It was during the two minutes that I walked alone, regarding the last few remnants of the Parthenon frieze and sculptures in the new Acropolis museum while Steve packed up the kids, that the tears started. I looked at those old, beautiful reliefs that I knew so well, though I had never before seen them outside of a book, heroes and maidens of the ancient Greeks, and felt such awe that I could be there, that I could introduce my daughter to them at the tender age of six. Later that afternoon, we stood at the Acropolis itself. Our doubts at the no stroller sign quickly dissipated as we watched Townes scramble up the old stone steps in the mountainside, happy for the freedom. At the top, in the shade of magnificent columns and pediments, I feasted for a long while on the sight of the caryatids of the porch on the Erechtheion, beautiful ladies that I had studied so often as a student of the humanities at university, while Townes collected rocks and asked his daddy about the huge crane that was enabling restoration work on the Parthenon, and Violette gathered flowers. I looked at them and all around us, and again, tears. An afternoon could not be more idyllic.

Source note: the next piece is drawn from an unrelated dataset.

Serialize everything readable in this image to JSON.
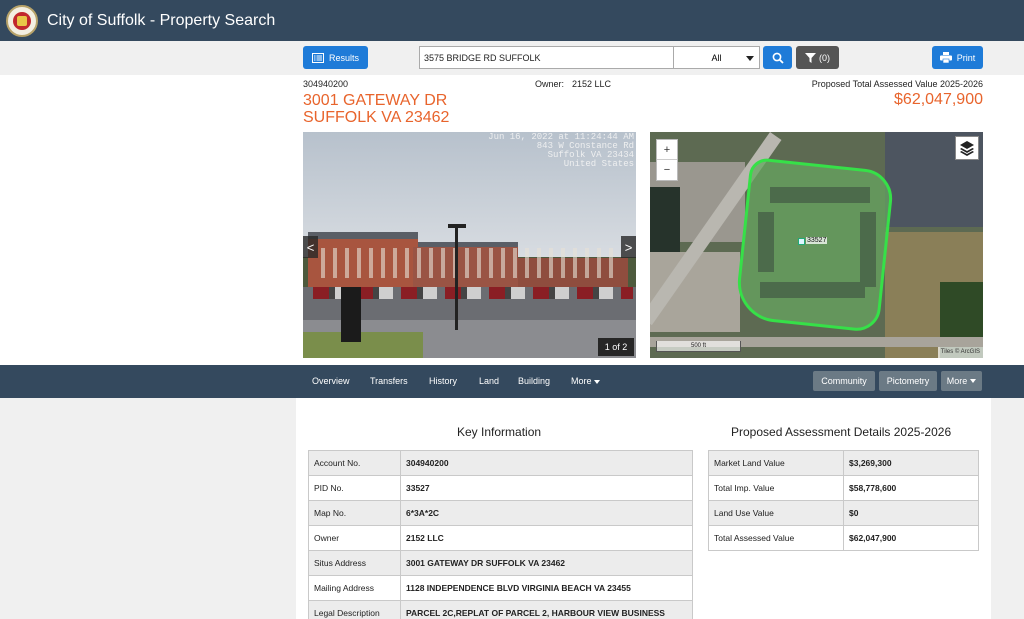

Athens treated us so well, with big breakfasts at the hotel and homey Greek dinners out, strangers asking the children's names (Thomas and Violetta, they were soon responding loudly to any question, whether or not that was the answer) and spoiling them with treats and attention. We found the Athenians to be well-educated and very chic, though we laughed at the down coats and layers of sweaters they wore on what, to us, felt like warm spring days. We shopped and went to the cafe for baclava and deep, rich hot chocolate. We had sandals made and swam in the salt water pool in the hotel next door to ours. We marveled at the marble everywhere we looked, dictating a beautiful blue, grey, beige, and pink palette for the city. It was a lovely holiday.

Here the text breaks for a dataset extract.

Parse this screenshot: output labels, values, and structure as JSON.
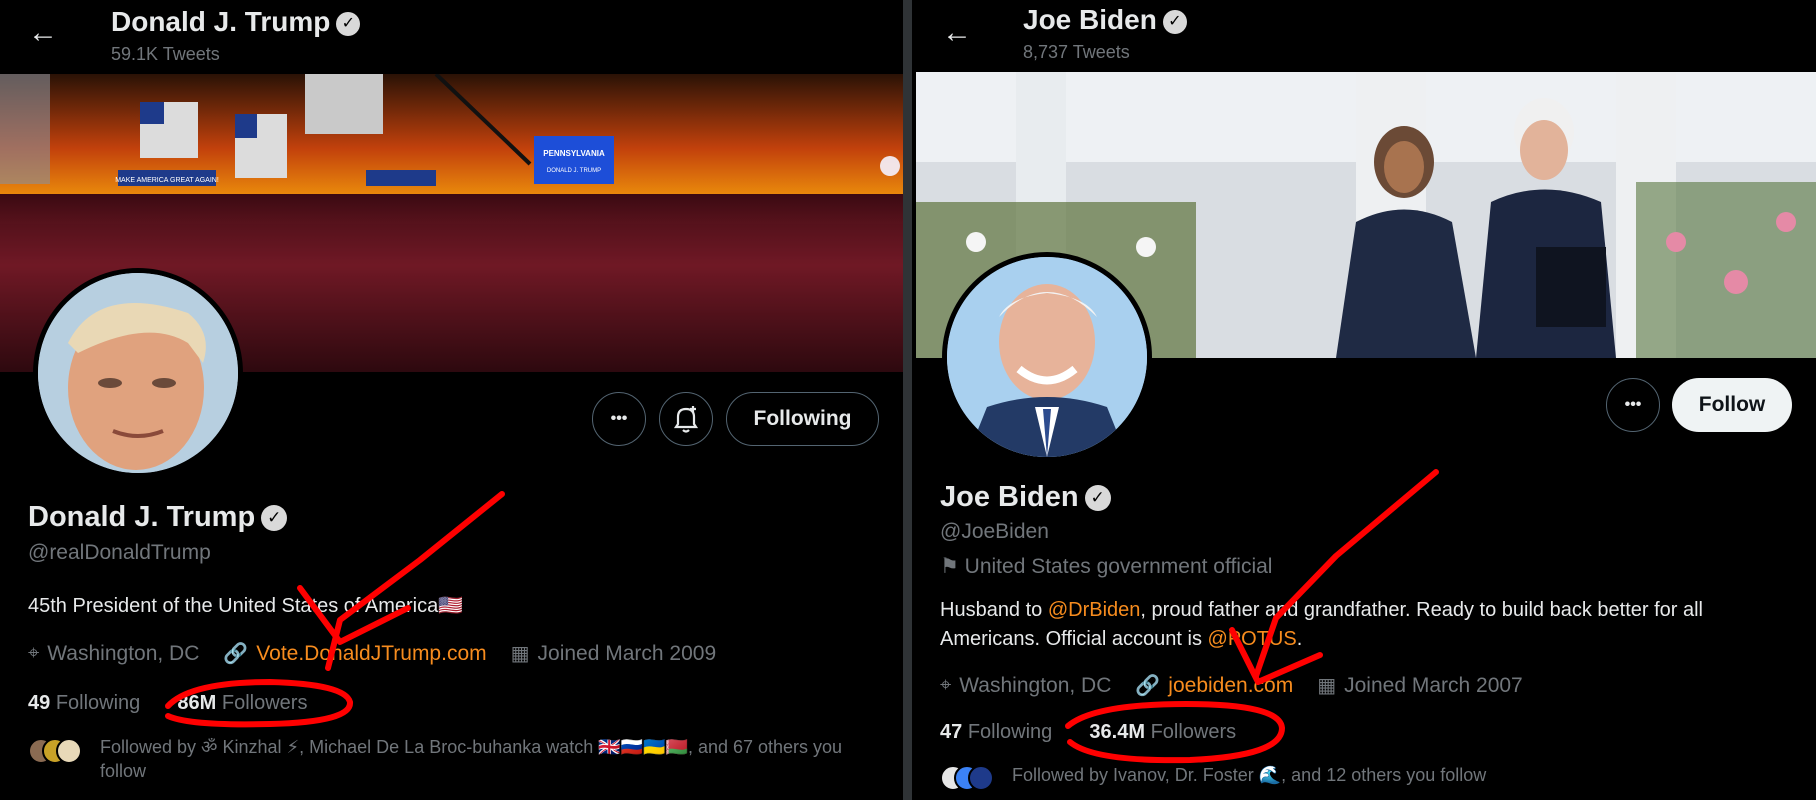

After a few days, though, signs of unrest amongst poor Athenians due to the ongoing economic crisis became more obvious to us: the demonstration of a few hundred, perhaps thousand, unemployed men marching past our hotel on Syntagma Square, the blockade of buses in front of the Parliamentary building and dozens of swat teams during a meeting regarding the EU, the angry--though very cool--graffiti that covered every wall and most buildings, from Sephora to the townhouses abutting the Acropolis. Stray dogs lay about town squares and sometimes in the middle of busy streets, and there were kittens in every bush and alley, much to the delight of our children. Menus and boutique windows offered new, lower prices. Great for tourists, but so sad to see a place with such dignity and history struggling. Oh, Athens.